Reliable Kafka Output Plugin config


#1

Hello,
I'm wondering about a way how to make output to Kafka reliable. I am new to Kafka, so I'm sorry about any logical errors.

I use Logstash 5.4.0 and Kafka 0.10.2.1 with a matching Zookeeper. The Kafka setup is rather simple with a single instance and single broker.

My basic idea is to parse events from pseudo-log files on file system and send them to Kafka in a reliable manner.

I thought about network issues, Kafka being down, etc. So I added retries etc. to my Kafka output plugin config. The basic test scenario involving stdin/stdout was:

  • fire up both Kafka and Logstash
  • Logstash emits events based on stdin input
  • read events from a Kafka topic with a simple stdout consumer
  • stop Kafka
  • keep emitting events in Logstash - they should be retrying, right?
  • start Kafka again
  • read events from start of the Kafka topic - retried should be present, right?

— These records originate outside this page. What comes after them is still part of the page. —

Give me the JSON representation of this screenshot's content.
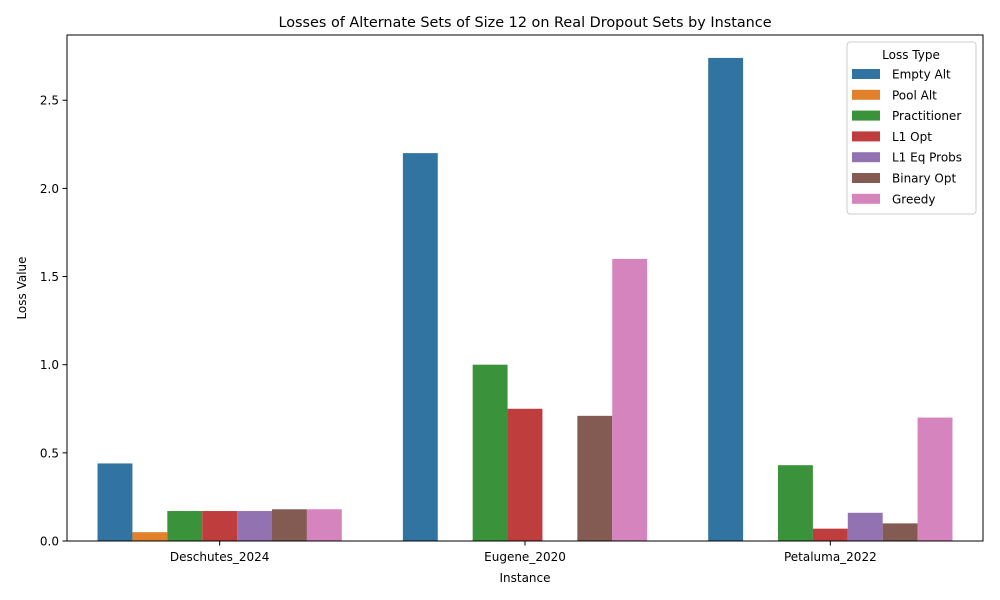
{
  "chart_data": {
    "type": "bar",
    "title": "Losses of Alternate Sets of Size 12 on Real Dropout Sets by Instance",
    "xlabel": "Instance",
    "ylabel": "Loss Value",
    "categories": [
      "Deschutes_2024",
      "Eugene_2020",
      "Petaluma_2022"
    ],
    "ylim": [
      0,
      2.87
    ],
    "yticks": [
      0.0,
      0.5,
      1.0,
      1.5,
      2.0,
      2.5
    ],
    "ytick_labels": [
      "0.0",
      "0.5",
      "1.0",
      "1.5",
      "2.0",
      "2.5"
    ],
    "grid": false,
    "legend": {
      "title": "Loss Type",
      "position": "top-right"
    },
    "series": [
      {
        "name": "Empty Alt",
        "color": "#3274a1",
        "values": [
          0.44,
          2.2,
          2.74
        ]
      },
      {
        "name": "Pool Alt",
        "color": "#e1812c",
        "values": [
          0.05,
          0.0,
          0.0
        ]
      },
      {
        "name": "Practitioner",
        "color": "#3a923a",
        "values": [
          0.17,
          1.0,
          0.43
        ]
      },
      {
        "name": "L1 Opt",
        "color": "#c03d3e",
        "values": [
          0.17,
          0.75,
          0.07
        ]
      },
      {
        "name": "L1 Eq Probs",
        "color": "#9372b2",
        "values": [
          0.17,
          0.0,
          0.16
        ]
      },
      {
        "name": "Binary Opt",
        "color": "#845b53",
        "values": [
          0.18,
          0.71,
          0.1
        ]
      },
      {
        "name": "Greedy",
        "color": "#d684bd",
        "values": [
          0.18,
          1.6,
          0.7
        ]
      }
    ]
  }
}
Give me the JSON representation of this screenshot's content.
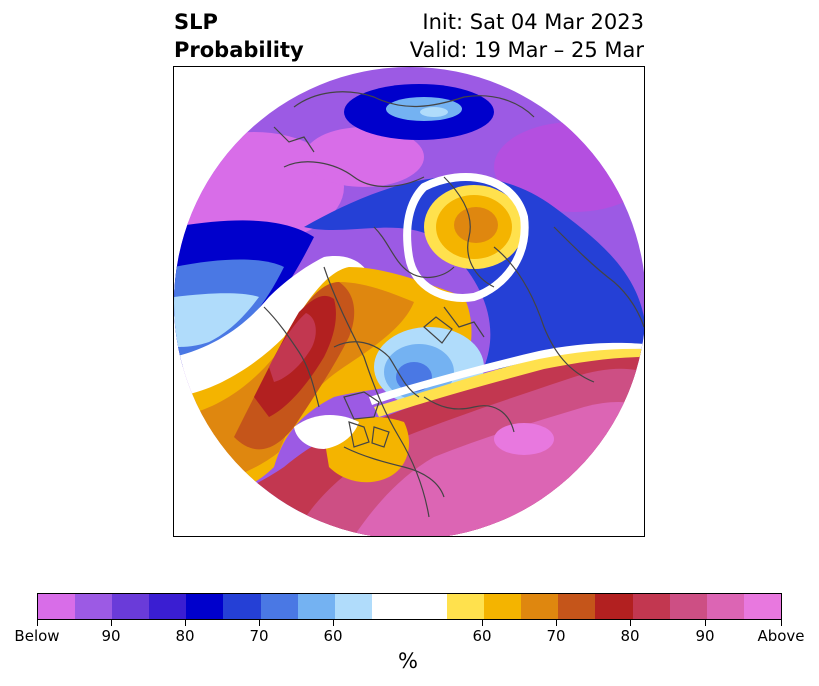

After I start the Kafka no new events are shown. Thus it seems to me like the retry policy doesn't take effect.

Pipeline setup:

 input { stdin { } }
 output {
    kafka {
       codec => plain {
          format => "%{message}"
       }
       topic_id => "test"
       client_id => "test_console_client"
       bootstrap_servers => "kafka:9092"
       acks => "all"
       retries => 999 
       retry_backoff_ms => 10000
       block_on_buffer_full => true
   } 
}

I've tried to examine the pipeline's internals through _node/stats/pipeline. I got equal no. of "in" and "out" events for the Kafka plugin even when the Kafka was down.

Is my setup wrong? Is the testing idea flawed?

Thanks in advance!


#2

The cause is a setting called max.block.ms. The default is set to 60 000ms. After this timeout the message is dropped.


(system) #3

This topic was automatically closed 28 days after the last reply. New replies are no longer allowed.